Милош не хвастался. Хелен спросила – он ответил, вот и все. Хелен оценила это по достоинству. И опять возникло знакомое чувство, что с ней ничего не может случиться, когда рядом этот почти незнакомый мальчик с большими надежными руками. Она запрокинула голову. Бесчисленные звезды горели как-то по-особому неистово. Далекие, безмолвные, они искрились и сияли в ледяном небе. Хелен поежилась.
– Замерзла? Будем слезать?
– Не раньше, чем ты скажешь мне все, что собирался. Ты обещал, Милош.
Он колебался. Из-за трубы выглянула кошка, опешила, увидев здесь двух людей, пару секунд изучала это неожиданное явление, потом удалилась, бесшумная и гибкая.

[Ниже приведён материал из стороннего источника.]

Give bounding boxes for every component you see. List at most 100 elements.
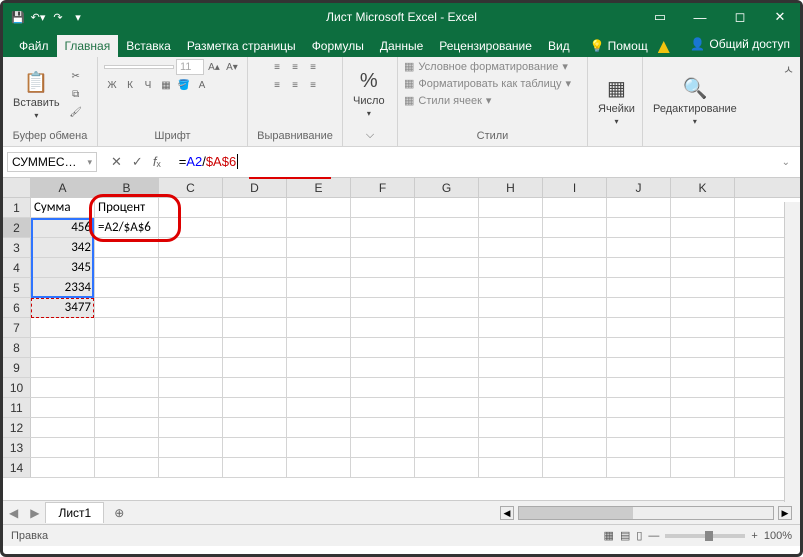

– Смешно, сидим тут на крыше, как две птички…
– Говори, Милош.
– Ну ладно. Слушаешь?
– Слушаю.
– Ну так вот. Начну с самого начала. Дело было нынешней весной. Появляется у нас в интернате новичок. чудной такой парень: лет этак семнадцать, высоченный, выше среднего роста, и при этом кряжистый такой, плечищи, как у грузчика, лицо длинное, тупое, на правой руке большой палец совершенно вывернут, нос сломанный, руки все в шрамах, волосы вихрами. В общем, крутой в самом худшем смысле, прежде чем выйти с таким один на один, я бы крепко подумал. В первый же вечер подходит он к нам во дворе, помялся и спрашивает Барта: «Ты, что ли, Бартоломео Казаль?» Барт на него поглядел и говорит: «Ну да, это я». Я было думал, сейчас он в драку полезет. А он рот свой разинул, руками вот так за щеки схватился и повторяет, а сам чуть не плачет: «Глазам не верю… Глазам не верю…» Вид такой безумный, что мы его от греха подальше увели в сторонку, чтоб никто не видел. «Ну, – говорит, – побегал же я за тобой! Три года тебя ищу! Три года в каждом интернате нарываюсь, пока меня не вышибут и не переведут в другой! Карцеров этих перевидал – не сосчитать! Метелили сколько! Видишь, какая рожа?»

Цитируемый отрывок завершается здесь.